What ever you do to ring in 2023, I hope you’ll be happy and safe, and that the new year will start off in the best ways possible for you. Maybe you’ll even have one of those memorable evenings…
-Sari
For me, NYE, has not been a big deal for the past many years. After too many attempts to party like it's 1999 on NYE, at gatherings of people I mostly did not know, replete with a pervasive sense of desperation and forced gaiety (i.e., joylessness)—and I actually did attend a 1999 NYE party...which, yes, was also dismal—I just decided to forego the whole thing. Instead, I prepare a fine meal, crack a half-bottle of sparkling wine, and sit out on the patio around the firepit (weather permitting, and this year it's definitely not, with waves of atmospheric-river rains here on the West Coast). Then I do some meditation practice and Buddhist rituals (gratitude for my relative good fortune, sending love and prayers to those less fortunate). If I'm still awake at midnight (less and less likely) I will toll a small bell 108 times (another Buddhist tradition) to disperse the "afflictions" (unhealthy mental states) and invite peace and joy for the coming year.
My best NYE was 1982 into '83. I was 19. Having returned to NYC after spending Christmas in Baltimore, my friend Paul had me and our homegirls Lourdes, Camille and Michelle meet him in Rockefeller Center.

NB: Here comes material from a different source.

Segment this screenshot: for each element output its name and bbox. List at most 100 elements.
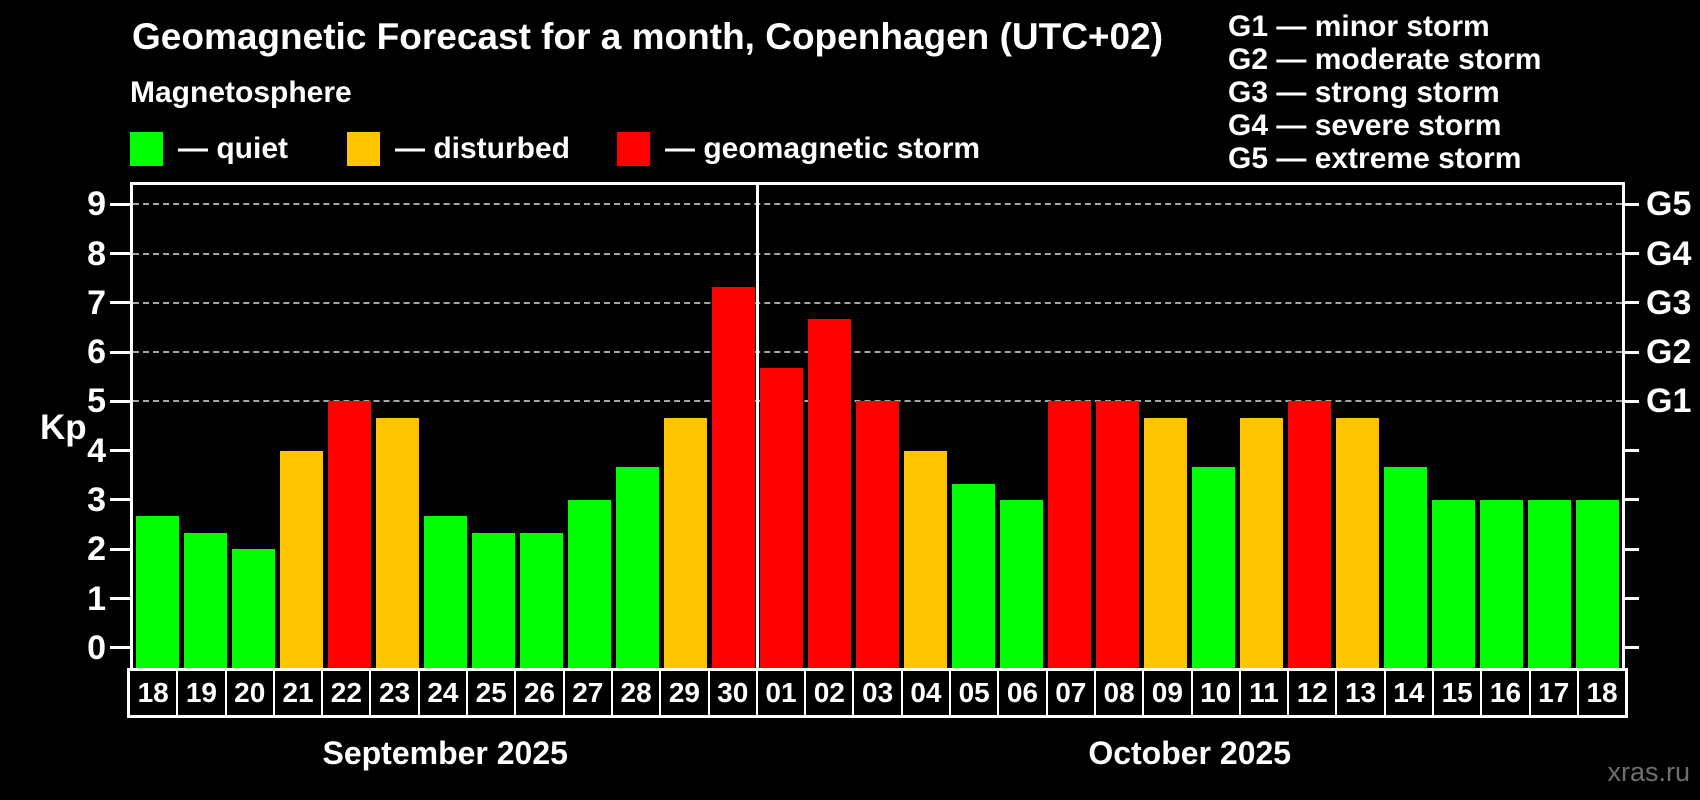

From there we trooped to the center of Times Square to watch the ball drop. We bought our own champagne that we drank from the bottle. The laws were lax and there were no television crews filming pop music specials. Afterwards we journeyed to to infamous night spot Danceteria located at 30 West 21st Street. We got in without a problem and as soon as I saw a muscled guy dancing on a bar with a yellow boa constrictor around his neck I knew I'd found my people. At the end of the night we wound-up at S.G.S. Donuts on 23rd Street and 8th Avenue where we witnessed a knife fight between two drunk guys. We ran out before any blood was spilled.